As Nigerians welcome the arrest and detention of Central Bank governor, analysts tell DW how his controversial policies derailed the economy.
Nigeria's newly inaugurated President Bola Tinubu suspended Godwin Emefiele from his post as governor of Nigeria's Central Bank on Friday and the Department of State Services (DSS) detained him a day later. Emefiele had served as governor of the bank for nine years.
Tinubu's office said Emefiele had been suspended as part of an "ongoing investigation of his office and the planned reforms in the banking sector."
Prominent Nigerians and leading figures in the civil society had been calling for Emefiele's arrest and prosecution after he rolled out a "naira redesign policy" very close to the presidential election that led to massive cash shortages.

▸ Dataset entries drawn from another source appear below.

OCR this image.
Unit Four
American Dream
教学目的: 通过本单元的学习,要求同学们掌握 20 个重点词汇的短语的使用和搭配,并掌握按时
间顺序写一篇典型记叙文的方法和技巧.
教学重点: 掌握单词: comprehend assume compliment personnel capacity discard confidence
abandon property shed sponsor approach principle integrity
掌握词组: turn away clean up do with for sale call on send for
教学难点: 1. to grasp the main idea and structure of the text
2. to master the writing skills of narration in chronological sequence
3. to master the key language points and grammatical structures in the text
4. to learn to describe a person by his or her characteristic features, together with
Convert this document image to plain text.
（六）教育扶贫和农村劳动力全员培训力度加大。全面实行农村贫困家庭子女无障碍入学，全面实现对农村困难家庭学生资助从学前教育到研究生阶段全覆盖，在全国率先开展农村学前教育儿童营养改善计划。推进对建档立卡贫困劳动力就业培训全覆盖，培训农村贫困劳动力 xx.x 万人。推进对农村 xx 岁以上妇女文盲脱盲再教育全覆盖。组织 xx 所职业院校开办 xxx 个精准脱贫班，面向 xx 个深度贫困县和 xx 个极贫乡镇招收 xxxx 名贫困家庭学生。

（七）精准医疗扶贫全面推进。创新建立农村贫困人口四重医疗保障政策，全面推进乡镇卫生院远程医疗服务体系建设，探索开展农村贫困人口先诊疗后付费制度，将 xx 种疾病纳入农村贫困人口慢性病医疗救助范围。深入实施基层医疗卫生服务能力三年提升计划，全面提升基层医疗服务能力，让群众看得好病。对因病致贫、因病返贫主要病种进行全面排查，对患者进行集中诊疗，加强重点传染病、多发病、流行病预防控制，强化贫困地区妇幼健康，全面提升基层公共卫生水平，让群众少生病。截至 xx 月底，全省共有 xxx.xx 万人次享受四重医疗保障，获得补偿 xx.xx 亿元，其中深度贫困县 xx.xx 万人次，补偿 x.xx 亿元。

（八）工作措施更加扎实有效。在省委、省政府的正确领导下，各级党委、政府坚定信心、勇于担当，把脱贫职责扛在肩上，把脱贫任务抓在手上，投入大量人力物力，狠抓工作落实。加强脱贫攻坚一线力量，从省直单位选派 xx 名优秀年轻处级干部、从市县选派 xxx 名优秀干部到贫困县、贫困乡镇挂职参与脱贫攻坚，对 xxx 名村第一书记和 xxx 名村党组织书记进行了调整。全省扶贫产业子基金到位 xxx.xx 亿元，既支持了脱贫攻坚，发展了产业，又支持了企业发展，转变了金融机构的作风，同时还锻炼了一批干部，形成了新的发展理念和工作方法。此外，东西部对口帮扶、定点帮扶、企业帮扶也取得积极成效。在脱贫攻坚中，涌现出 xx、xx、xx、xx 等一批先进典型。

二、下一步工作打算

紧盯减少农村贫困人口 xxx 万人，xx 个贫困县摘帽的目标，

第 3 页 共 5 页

The Central Bank said the move was an attempt to crack down on corruption and cash ransom payments to kidnappers. But during the presidential campaign, Bola Tinubu said in Ogun state capital Abeokuta that the policies were deliberately designed to hinder his chances of winning the election.
According to Kano-based lecturer of politics, Kamilu Sani Sagge, many Nigerians also believed Emefiele's naira redesign policy was a political tool aimed at curtailing the financial power of some presidential candidates.
"Why would government take such (naira redesign policy) a decision on the eve of the election?" Sagge asked. "For me, whether it was targeted at anybody or not, it was a policy disaster."
Unpopular central bank policies
Many of Emefiele's policies allegedly drove the inflation rate to a 17-year high of 22.2% in April. Despite heavy criticism of the bank governor, then President Muhammadu Buhari still backed him, political analyst Tukur Abdelkadir tells DW.
"The collaboration between the Central Bank and the office of the former national security adviser... the way they were plundering the resources of the country... it was surprising, in an inexplicable fashion, that the former government of President Buhari reappointed him as the governor of the Central Bank," Abdelkadir says.
The naira redesign policy caused a massive cash shortage and huge queues at banks and ATMs. Experts say this disrupted economic activity. The monetary policy also severely restricted daily and weekly cash withdrawals.
The Central Bank also introduced a complicated system to limit access to foreign exchange. An exchange rate system with multiple rates and restrictions was introduced on imported products. The Central Bank also limited the amount of foreign exchange provided to commercial banks.
Moreover, Emefiele reportedly blocked the Central Bank from supplying foreign currency to exchange vendors.
Local media reported that the Central Bank yielded to government pressure to finance expensive government programs that cost the economy billions of naira.
APC party politics
Emefiele was a powerful figure in Nigeria, according to analyst Abdelkadir. Local media reported Emefiele challenged Tinubu in party primaries to be the All Progressives Congress (APC) candidate for the office of the presidency. The governor denied his involvement in partisan politics.
"He [Emefiele] violated some provisions of the electoral laws," Abdelkadir told DW. "As a serving public officer, his so-called allies purchased a nomination form for him at 100 million naira. In addition to that, they were campaigning for him, there were posters everywhere. He refused to resign and surprisingly the former president spared him."
Tinubu's rocky start
President Tinubu's tenure, meanwhile, got off to a rocky start when he immediately slashed long-established fuel subsidies on the day he was inaugurated. Fuel prices rose sharply on the news and reports of panic-buying followed.
He also took over a series of serious economic challenges including record debt, shortages of foreign exchange currencies, a weak naira, high inflation and patchy electricity supply.